Vesty
- Type: Daily newspaper
- Format: compact
- Owner: Yedioth Ahronoth Group
- Founded: 1992
- Political alignment: Right-wing
- Language: Russian
- Headquarters: Tel Aviv, Israel
- Country: Israel
- Website: Vesti

= Vesti (Israeli newspaper) =

Russian-language daily newspaper published in Israel

Vesty (Вести, "News") was an Israeli Russian-language daily newspaper. Based in Tel Aviv, the paper was Israel's most widely read Russian-language paper and the last remaining daily paper in Russian. The paper was started in 1992 by Yedioth Ahronoth Group, which remains its owner. It was very widely read in the 1990s. However, its sales had slumped, and in 2017 it was turned into a weekly newspaper, with a Russian-language website built, based on Ynet. In December 2018, the newspaper went out of print. The paper was edited by the refusenik Eduard Kuznetsov from 1992 to 1999.

==Circulation==
In 1996 Vesty was read by around 200,000 people. Since the 1990s sales of Russian-language papers in Israel have fallen sharply as emigration from Russian-speaking countries has slowed and immigrants who arrived earlier have switched to Hebrew papers. Israeli newspaper sales have also declined across the board, largely due to the internet. Vestis sales have fallen significantly, forcing it to take cost-cutting measures, including dropping its earlier broadsheet format for a compact format in 2004. In 2005 its claimed top circulation was 55,000. It employed 50 journalists in 2001.

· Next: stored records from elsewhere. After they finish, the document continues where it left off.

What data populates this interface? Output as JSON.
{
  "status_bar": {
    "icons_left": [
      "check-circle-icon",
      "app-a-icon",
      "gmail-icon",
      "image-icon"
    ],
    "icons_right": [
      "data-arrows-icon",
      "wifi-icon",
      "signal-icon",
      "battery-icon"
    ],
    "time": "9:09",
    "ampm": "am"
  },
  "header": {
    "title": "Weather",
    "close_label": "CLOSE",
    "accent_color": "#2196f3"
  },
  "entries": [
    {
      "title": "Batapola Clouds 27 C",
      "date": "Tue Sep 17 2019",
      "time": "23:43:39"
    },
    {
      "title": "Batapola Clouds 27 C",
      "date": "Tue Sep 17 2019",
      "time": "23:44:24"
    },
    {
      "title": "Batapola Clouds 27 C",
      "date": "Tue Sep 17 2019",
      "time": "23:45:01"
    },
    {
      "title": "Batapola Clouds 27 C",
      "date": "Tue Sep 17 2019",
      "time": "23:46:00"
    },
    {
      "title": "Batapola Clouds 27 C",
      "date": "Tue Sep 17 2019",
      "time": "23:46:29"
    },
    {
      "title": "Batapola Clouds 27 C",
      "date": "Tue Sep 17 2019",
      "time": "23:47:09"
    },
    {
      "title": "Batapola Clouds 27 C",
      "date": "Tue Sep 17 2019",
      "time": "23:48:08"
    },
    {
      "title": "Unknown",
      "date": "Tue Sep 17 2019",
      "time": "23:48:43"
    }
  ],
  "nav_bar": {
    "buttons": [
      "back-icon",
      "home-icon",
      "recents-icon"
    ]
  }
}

In 1994 the paper cost 0.60 shekels ($0.20), a third the cost of the Hebrew papers Yedioth Ahronoth and Maariv, reflecting its relatively poor immigrant readership.

==Content and personnel==
Vesty has a right-wing editorial stance, like Israeli Russian-language media in general. in 1999 it was described as "rightist-to-center on the peace process, and close to Likud on internal issues". It supported Natan Sharansky in Israel's 1996 elections. The Israeli academic Tamar Horowitz states that the paper, and the Russian press in general, played an important role in those elections: "It was Vesti that defined Netanyahu's success in the 1996 elections. The voice of the Labor Party was absent from the pages of the Russian newspapers. Had there been a Labor equivalent to Vesti, the results would have been very different." In 1997 Vestis readers chose Avigdor Lieberman as "Politician of the Year". The paper strongly opposed disengagement from Gaza in 2005. Each day the paper included a supplement on a different topic: health, home life, sports, etc.

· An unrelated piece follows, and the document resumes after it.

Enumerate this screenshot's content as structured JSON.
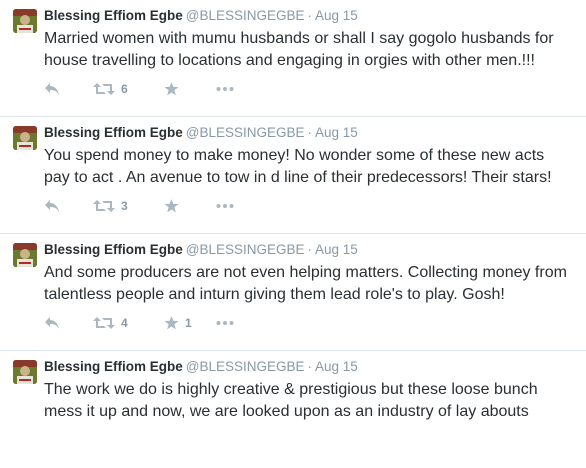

Vesti was edited by one of its founders, the right-wing Soviet refusenik Eduard Kuznetsov, until he was fired in December 1999. Many people attributed a political motive to Kuznetsov's firing, although Vesti denied this. At the time The Jerusalem Post reported anonymous claims that Kuznetsov had been fired for his criticism of Sharansky's Yisrael BaAliyah party, or even at the party's request, while Religious Zionist news outlet Arutz Sheva stated that an advisor to Ehud Barak "was reportedly instrumental in bringing about Kuznetsov's dismisal [sic]". The Zionist Forum and the right-wing group Professors for a Strong Israel protested the firing. Kuznetsov was succeeded by Vera Yedidia, also the presenter of a program on Israeli public television.

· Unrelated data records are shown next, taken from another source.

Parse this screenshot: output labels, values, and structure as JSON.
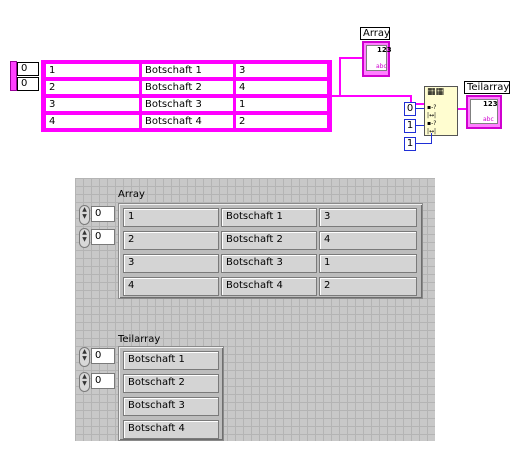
{
  "block_diagram": {
    "index_values": [
      "0",
      "0"
    ],
    "rows": [
      [
        "1",
        "Botschaft 1",
        "3"
      ],
      [
        "2",
        "Botschaft 2",
        "4"
      ],
      [
        "3",
        "Botschaft 3",
        "1"
      ],
      [
        "4",
        "Botschaft 4",
        "2"
      ]
    ],
    "array_terminal_label": "Array",
    "subarray_terminal_label": "Teilarray",
    "terminal_glyph": "123",
    "terminal_sub_glyph": "abc",
    "constants": [
      "0",
      "1",
      "1"
    ],
    "wire_colors": {
      "cluster": "#ff00ff",
      "numeric": "#1f2fd6"
    }
  },
  "front_panel": {
    "array": {
      "label": "Array",
      "index_values": [
        "0",
        "0"
      ],
      "rows": [
        [
          "1",
          "Botschaft 1",
          "3"
        ],
        [
          "2",
          "Botschaft 2",
          "4"
        ],
        [
          "3",
          "Botschaft 3",
          "1"
        ],
        [
          "4",
          "Botschaft 4",
          "2"
        ]
      ]
    },
    "teilarray": {
      "label": "Teilarray",
      "index_values": [
        "0",
        "0"
      ],
      "rows": [
        "Botschaft 1",
        "Botschaft 2",
        "Botschaft 3",
        "Botschaft 4"
      ]
    }
  }
}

Vesti managing editor Yulia Shamalov-Berkovich, another of the paper's founders, later became a Kadima politician, joining the Knesset in 2009.

===Main editors===
- Eduard Kuznetsov (chief editor 1992–1999)
- Alexander Vladimirovich Averbukh (economic editor 1993–2001)
- Alexander Dubinsky (economic editor 2002–present)
- Ilya Naymark (chief editor 1999–2001)
- Vera Edidya (chief editor 2001–2002)
- Lev Baltsan (chief editor 2002–2005)
- Sergey Podrazhansky (acting chief editor 2005–2007)
- Anna Sadagurskaya (chief editor 2007–2014)
- Danny Spektor (chief editor 2014–present)

==Cases==

In 2006 the paper's opinion page editor and one of its writers were taken to court over an allegedly racist poem it had published.

In 2008 the Russian newspaper Kommersant sued it for republishing their articles without permission or adequate attribution. Reprinting articles published elsewhere is a common practice of the Russian language press in Israel and elsewhere, and Vesti had faced similar complaints in the past.